Raeda Paulos could hardly conceal her joy when the television inside
her cramped trailer showed Iraqi forces raising the national flag over a
church in her hometown, a day after it was freed from Islamic State
rule.
“This is our church, this is where we used to pray!” she exclaimed as
she watched the images at a camp for displaced Iraqis in Irbil, the
Kurdish regional capital.
It was also where her husband, Adil Mateh, hid when the extremists
swept into Bartella, a historically Christian town east of Mosul, in the
summer of 2014. He had stayed to volunteer at the church, but by 2
a.m., when the power and water were cut, he decided it was too dangerous
and fled into the night, eventually joining his wife and their four
children.
“The church is the safest place. It is God’s house. But Daesh isn’t
afraid of God,” Mateh said, using an Arabic acronym for the group. “They
aren’t afraid of anything.”
Paulos and her family are among hundreds of thousands of displaced
Iraqis who are closely watching the offensive to retake Mosul, the
country’s second-largest city. Each battlefield advance brings hope that
they can return home, but they also fear what they might find when they
get there.
Iraqi special forces pushed into Bartella, nine miles from Mosul’s
outskirts, on Thursday, after fending off a wave of suicide truck
attacks.
Homes along the town’s main road were charred and riddled with bullet
holes. Many were spray-painted with graffiti, including the first
letter of a derogatory word in Arabic for Christians that the militants
used to mark Christian property. Under the extremists’ rule, Christians
had to either convert to Islam or pay a special tax.

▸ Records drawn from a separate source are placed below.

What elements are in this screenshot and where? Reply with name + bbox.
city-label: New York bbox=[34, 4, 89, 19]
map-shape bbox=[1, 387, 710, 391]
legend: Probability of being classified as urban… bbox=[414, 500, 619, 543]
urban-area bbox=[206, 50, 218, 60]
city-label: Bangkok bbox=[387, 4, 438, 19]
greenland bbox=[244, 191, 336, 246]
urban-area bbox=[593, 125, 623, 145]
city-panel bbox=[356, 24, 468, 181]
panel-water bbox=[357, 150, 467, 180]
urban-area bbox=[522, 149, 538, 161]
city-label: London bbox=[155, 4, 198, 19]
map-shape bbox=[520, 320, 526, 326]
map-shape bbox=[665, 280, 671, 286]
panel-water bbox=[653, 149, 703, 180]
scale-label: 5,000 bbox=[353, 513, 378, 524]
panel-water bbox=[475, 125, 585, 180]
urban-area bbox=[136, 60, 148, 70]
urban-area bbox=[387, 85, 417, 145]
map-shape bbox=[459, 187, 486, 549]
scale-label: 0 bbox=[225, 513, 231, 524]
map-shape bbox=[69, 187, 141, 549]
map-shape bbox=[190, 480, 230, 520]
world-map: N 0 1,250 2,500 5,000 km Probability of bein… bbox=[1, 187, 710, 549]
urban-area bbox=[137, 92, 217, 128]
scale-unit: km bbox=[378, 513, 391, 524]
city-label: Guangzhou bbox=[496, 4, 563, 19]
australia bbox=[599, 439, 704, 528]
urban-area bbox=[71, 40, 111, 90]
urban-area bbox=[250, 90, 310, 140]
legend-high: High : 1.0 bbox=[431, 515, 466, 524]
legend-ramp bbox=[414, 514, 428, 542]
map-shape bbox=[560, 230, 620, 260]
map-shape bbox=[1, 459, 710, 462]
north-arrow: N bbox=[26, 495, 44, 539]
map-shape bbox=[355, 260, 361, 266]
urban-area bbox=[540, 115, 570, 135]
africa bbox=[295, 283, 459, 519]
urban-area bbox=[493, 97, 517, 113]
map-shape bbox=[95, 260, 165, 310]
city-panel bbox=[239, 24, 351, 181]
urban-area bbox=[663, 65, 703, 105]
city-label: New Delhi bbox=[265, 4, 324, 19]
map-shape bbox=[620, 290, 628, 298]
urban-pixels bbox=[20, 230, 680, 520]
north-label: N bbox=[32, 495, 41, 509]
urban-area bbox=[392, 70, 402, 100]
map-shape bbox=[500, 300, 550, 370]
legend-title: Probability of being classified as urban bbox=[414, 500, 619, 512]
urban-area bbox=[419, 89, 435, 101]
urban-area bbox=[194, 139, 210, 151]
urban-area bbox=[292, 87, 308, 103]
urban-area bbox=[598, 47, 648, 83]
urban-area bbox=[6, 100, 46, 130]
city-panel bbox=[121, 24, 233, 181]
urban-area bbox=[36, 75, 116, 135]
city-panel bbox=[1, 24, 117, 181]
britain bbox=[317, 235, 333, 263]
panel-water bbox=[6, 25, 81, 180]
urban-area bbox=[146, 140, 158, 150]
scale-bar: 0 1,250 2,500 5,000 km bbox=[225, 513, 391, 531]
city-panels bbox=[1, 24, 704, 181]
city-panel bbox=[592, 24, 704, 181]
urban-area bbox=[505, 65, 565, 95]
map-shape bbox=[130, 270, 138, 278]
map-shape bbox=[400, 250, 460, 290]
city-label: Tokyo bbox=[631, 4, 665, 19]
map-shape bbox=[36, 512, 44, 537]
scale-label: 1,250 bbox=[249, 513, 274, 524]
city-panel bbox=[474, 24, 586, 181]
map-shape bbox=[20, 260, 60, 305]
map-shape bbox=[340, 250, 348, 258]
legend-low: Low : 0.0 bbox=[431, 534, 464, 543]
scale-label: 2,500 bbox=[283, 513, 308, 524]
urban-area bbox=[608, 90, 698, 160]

Inside the church, the walls were sprayed with slogans and the floors
were littered with dirt and garbage. As Iraqi soldiers raised the
national flag over the building, they rang the church bell to signal its
liberation.
“Bartella was liberated yesterday, and today we are inside its
church,” Lt. Gen. Talib Shaghati declared. “I bring the good news to our
Christian brothers that the church is liberated.”
Intisar Mateh, her husband and their five children, aged 3 to 15
years old, fled the nearby town of Qaraqosh on a summer night in 2014,
shortly after IS moved in.
They slept on the floor of a shopping mall in Irbil, before moving to
a camp on the edge of the city, where 1,200 white trailers arranged in
neat rows shelter some 5,000 people.
Mateh works as a maid, but says it’s hard to make ends meet for her
family and her mother-in-law, who is ill. The family of eight shares a
two-room trailer.
They were also glued to the TV on Friday, watching as Iraqi forces fought their way across the Ninevah plains.
“Hopefully we can go back home, because we are not comfortable here,”
Mateh said. “We feel stuck here, and there is nothing like being home.”
She’s worried about the toll the war has taken on her children. She
hears them warn each other not to touch anything on the side of the
street, even empty plastic bags, for fear they could be roadside bombs.
It’s a lesson that may serve them well if they return to their hometown.
IS has heavily mined areas around Mosul to slow the advancing Iraqi
troops. The villages where most of the fighting has taken place are
largely uninhabited, so the U.S.-led coalition has been able to use
airstrikes and heavy artillery to help flush the militants out.
But the
fighting has destroyed houses, bridges and roads, which could take
months or even years to rebuild.
For the Christians of Bartella, at least, the town’s church is still
standing, a foundation on which a community scattered by war may one day
gather again.
“God willing, we can all go back home,” Paulos said. “We have suffered enough.”